What I thought would be tears for dropping my children off at their first camp experience, ended up being a tears for the losses that we continue to have over this disease that affects our entire family.

My children had a fabulous time, just as I assumed they would. My husband and I have heard story after story of how God worked in their lives and the lives of those around them. When I picked them up from camp, the campers and counselors came together for closing ceremonies where they highlighted the weeks’ events. One of the elements to the closing ceremonies was a drama to the song “You Found Me” by The Fray. The visual of the drama along with the words got that ol’ heart of mine. The tears came with such force that I had to concentrate not to gulp loudly at the intensity I felt over what I saw and heard. No matter how many times I hear the song I am moved by these lyrics:

Lost and insecure, you found me, you found me

Lying on the floor surrounded, surrounded

Why’d you have to wait?
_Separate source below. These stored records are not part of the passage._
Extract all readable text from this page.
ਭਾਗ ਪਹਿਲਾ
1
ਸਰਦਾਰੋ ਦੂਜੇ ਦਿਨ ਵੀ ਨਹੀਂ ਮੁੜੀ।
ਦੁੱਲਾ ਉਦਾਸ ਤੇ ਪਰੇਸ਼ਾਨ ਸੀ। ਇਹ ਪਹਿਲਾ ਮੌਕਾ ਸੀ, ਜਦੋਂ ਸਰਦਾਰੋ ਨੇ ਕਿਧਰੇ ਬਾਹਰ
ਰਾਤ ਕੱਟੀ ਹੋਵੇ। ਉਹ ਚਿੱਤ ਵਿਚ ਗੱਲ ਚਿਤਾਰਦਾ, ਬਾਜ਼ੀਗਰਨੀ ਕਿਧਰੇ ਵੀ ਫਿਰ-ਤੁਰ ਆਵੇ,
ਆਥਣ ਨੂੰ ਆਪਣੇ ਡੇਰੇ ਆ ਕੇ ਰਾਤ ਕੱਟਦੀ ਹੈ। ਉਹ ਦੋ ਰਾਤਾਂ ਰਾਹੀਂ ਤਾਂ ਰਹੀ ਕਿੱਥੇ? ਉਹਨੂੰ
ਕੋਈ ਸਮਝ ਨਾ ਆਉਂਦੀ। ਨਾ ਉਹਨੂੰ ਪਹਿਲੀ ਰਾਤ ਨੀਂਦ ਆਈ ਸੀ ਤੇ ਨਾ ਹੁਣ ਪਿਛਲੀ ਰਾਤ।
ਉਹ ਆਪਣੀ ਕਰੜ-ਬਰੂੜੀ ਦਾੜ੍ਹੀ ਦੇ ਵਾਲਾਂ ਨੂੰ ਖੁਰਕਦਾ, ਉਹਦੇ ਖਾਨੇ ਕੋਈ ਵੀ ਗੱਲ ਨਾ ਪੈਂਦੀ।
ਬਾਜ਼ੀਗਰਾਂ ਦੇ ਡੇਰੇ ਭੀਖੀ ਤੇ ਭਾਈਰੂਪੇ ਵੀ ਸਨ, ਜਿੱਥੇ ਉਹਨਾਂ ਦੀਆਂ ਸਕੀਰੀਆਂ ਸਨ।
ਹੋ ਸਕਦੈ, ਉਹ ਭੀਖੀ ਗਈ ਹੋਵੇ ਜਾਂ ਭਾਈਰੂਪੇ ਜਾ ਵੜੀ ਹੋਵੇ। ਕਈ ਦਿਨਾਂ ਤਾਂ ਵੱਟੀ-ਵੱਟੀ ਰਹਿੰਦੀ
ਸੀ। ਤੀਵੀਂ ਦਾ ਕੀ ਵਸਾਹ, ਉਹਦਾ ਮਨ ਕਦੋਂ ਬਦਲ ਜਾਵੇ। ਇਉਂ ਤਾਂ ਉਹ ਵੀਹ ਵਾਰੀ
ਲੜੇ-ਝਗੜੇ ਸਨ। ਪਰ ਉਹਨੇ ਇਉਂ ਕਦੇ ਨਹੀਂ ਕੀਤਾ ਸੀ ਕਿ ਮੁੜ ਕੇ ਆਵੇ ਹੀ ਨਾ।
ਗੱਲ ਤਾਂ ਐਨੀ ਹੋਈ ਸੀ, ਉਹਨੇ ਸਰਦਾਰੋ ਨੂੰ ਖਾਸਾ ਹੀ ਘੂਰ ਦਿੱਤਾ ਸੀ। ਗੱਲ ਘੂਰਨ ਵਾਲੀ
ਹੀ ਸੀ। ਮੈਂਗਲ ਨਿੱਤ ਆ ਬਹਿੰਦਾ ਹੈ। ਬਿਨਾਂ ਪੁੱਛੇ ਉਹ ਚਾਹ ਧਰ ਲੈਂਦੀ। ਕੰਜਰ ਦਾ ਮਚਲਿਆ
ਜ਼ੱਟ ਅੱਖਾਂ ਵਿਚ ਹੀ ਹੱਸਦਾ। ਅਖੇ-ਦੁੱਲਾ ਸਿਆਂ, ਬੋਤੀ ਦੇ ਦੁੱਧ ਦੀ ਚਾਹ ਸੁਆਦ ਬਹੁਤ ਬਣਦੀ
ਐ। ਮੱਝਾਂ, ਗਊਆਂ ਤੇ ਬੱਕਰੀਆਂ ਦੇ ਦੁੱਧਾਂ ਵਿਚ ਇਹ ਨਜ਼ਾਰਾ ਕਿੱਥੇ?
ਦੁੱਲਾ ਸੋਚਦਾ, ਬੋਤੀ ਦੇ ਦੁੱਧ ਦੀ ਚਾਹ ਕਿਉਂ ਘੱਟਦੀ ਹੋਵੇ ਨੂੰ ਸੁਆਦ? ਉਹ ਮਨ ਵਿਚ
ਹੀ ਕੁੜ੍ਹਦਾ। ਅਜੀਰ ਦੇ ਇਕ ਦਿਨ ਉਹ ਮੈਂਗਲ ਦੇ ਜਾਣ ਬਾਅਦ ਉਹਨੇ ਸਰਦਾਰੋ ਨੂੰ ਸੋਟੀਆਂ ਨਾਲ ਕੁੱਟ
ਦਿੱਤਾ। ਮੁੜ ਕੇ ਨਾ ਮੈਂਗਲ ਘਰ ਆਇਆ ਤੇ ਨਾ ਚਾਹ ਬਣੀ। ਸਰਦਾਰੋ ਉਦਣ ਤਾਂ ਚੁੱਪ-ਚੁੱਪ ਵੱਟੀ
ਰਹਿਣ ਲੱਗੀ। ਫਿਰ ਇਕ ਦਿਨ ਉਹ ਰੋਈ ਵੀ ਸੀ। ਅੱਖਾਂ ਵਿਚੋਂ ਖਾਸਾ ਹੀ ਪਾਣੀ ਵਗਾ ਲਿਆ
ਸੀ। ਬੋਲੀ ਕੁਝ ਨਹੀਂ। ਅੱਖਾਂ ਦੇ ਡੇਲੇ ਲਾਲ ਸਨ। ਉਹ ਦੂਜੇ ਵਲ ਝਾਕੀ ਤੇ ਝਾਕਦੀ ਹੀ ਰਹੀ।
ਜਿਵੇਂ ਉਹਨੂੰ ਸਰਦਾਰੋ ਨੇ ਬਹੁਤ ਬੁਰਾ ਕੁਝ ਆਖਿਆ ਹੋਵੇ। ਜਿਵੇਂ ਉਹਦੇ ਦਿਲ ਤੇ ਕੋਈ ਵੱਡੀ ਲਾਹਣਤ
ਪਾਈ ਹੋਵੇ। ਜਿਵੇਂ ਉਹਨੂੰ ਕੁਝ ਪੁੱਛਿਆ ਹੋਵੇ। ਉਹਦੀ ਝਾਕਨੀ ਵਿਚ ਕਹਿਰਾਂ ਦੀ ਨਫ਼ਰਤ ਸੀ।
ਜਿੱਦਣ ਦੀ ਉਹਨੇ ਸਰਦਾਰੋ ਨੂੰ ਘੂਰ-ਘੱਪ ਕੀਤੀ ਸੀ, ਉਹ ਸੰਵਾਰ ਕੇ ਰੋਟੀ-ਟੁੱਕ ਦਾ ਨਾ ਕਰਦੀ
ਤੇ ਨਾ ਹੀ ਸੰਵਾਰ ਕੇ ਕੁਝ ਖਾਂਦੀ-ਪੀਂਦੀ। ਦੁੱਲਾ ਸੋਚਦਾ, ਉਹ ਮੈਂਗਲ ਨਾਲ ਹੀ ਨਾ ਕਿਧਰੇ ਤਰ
Where were you? Where were you?

Just a little late, you found me, you found me..

Sometimes I feel like this is what I say to God… I’m lost and insecure and you find me, but I’m lying on the floor so broken because the pain has gotten the best of me. I’ve crashed and burned while you were waiting to come to me and heal me, to heal my husband, to heal our family. You were too late, and now the damage is done. My heart is broken, my marriage is at stake and I am so confused… so now what? These are all the things I want to say to God. The things I do say to Him.

Yet, even in the rawness, I know He’s not too late. It only appears that way because I want to avoid pain. I want Him to pluck me right out of these painful situations and put me in a place void of hardship. But something inside me knows that even in the worst of the suffering, I will be okay.

I know this because I see the redeeming moments. I experience the joy that comes from simply knowing Him. I trust him still because even when I’m disappointed in Him, he delivers like He says he will, through a friend’s love, a sunny day, an unexpected connection with my husband.

Some people find it sinful to question God or to challenge His goodness. I believe God loves my honest heart. And I love him even more for allowing me to be so honest with him. In the honesty, in the rawness of my pain, I can get to a place where I am guaranteed growth and -  a good cry. A good, cleansing cry. And once in a while I don’t even mind if it’s done in front of people because those are the moments when I am assured that He finds me surrounded, and not a minute too late.